The internet plays a vital role in our lives. And with every second that ticks off, there’s a new thing happening. No doubt, it is the most helpful tool ever-developed, there are risks associated with security and privacy.
With automation taking place at a rapid level, everything has become more convenient than ever. Cybersecurity to be specific, has improved drastically due to the advent of AI and Machine Learning. These tools can help recognize different patterns for use in security systems and improvise cybersecurity standards.
Artificial Intelligence and Machine Learning
AI and ML are strategies that help machines make decisions based on data and patterns as input without the need of pre-programming. Using AI, processes can be automated without the need for human intervention. Data, patterns, and algorithms act as input for AI, which then help machines perform a specific task. This functionality in turn helps accuracy and optimizes tasks and processes. Using AI and ML, data can be mined, patterns can be drawn and decisions can be made based on the same.
AI and ML, together, has helped automate cybersecurity and reduce risks associated with cyber attacks. Organizations can better predict the outcome of a certain task/activity and take adequate measures to avoid the instances of data theft, malware attack, and more. Organizations can further leverage the capabilities of AI to improve data classification, clustering, processing, filtering, and management related tasks.

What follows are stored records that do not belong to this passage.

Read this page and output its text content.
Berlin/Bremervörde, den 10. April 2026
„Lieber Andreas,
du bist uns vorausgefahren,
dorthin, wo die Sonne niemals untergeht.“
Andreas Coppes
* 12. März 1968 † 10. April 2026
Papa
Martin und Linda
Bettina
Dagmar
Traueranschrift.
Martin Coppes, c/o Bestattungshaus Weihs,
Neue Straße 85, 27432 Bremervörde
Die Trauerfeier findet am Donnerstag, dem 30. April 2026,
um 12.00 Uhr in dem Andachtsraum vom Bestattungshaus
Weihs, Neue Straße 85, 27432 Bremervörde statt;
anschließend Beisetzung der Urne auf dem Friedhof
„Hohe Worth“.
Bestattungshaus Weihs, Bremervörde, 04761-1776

Ways AI and ML can help ensure cybersecurity
Threat Intelligence
With AI and ML intruding the cybersecurity space, detecting threats associated with cyberattacks has become much easier than earlier. Traditional security measures like using signatures and indicators to identify threats, were effective against previously-encountered issues, but as threats continue to evolve, the need for advanced security measures is on an ever-high. And, AI and ML are exactly what is needed. Proactive threat-intelligence becomes a reality as AI and ML intrude the cybersecurity space. This helps organizations in taking adequate preventive measures to rule out the chances of cyberattacks.
Risk Management
Businesses and individuals are exposed to risks on an everyday basis which they struggle to manage at once. Traditional risk management strategies involve waiting for the attacks to happen and then deploying strategies to contain the same. AI and ML on the other hand, make risk management easier using techniques such as User and Event Behavioural Analysis. This helps identify and analyze abnormal user accounts behaviour , endpoint network behaviour, and server behaviour to protect the systems against vulnerabilities, even before they are detected.
Hardware Maintenance
Traditional hardware maintenance involves the role of manpower which may not be very efficient and secure. Data centre optimization and monitoring of processes like backup power, power consumption, bandwidth usage, and security management can be a tough task to handle manually. AI and ML, here, can help ease down the responsibilities and improve the effectiveness and security of the hardware. Furthermore, it also helps reduce costs associated with maintenance by alerting the service personnel about when to change the equipment.
The final word
AI and ML have vast applications and some of them are relevant to cybersecurity as well. With proactive threat intelligence, risk management, and hardware maintenance capabilities as discussed above, the perfect combination of AI and ML is going to benefit both organizations and individuals alike.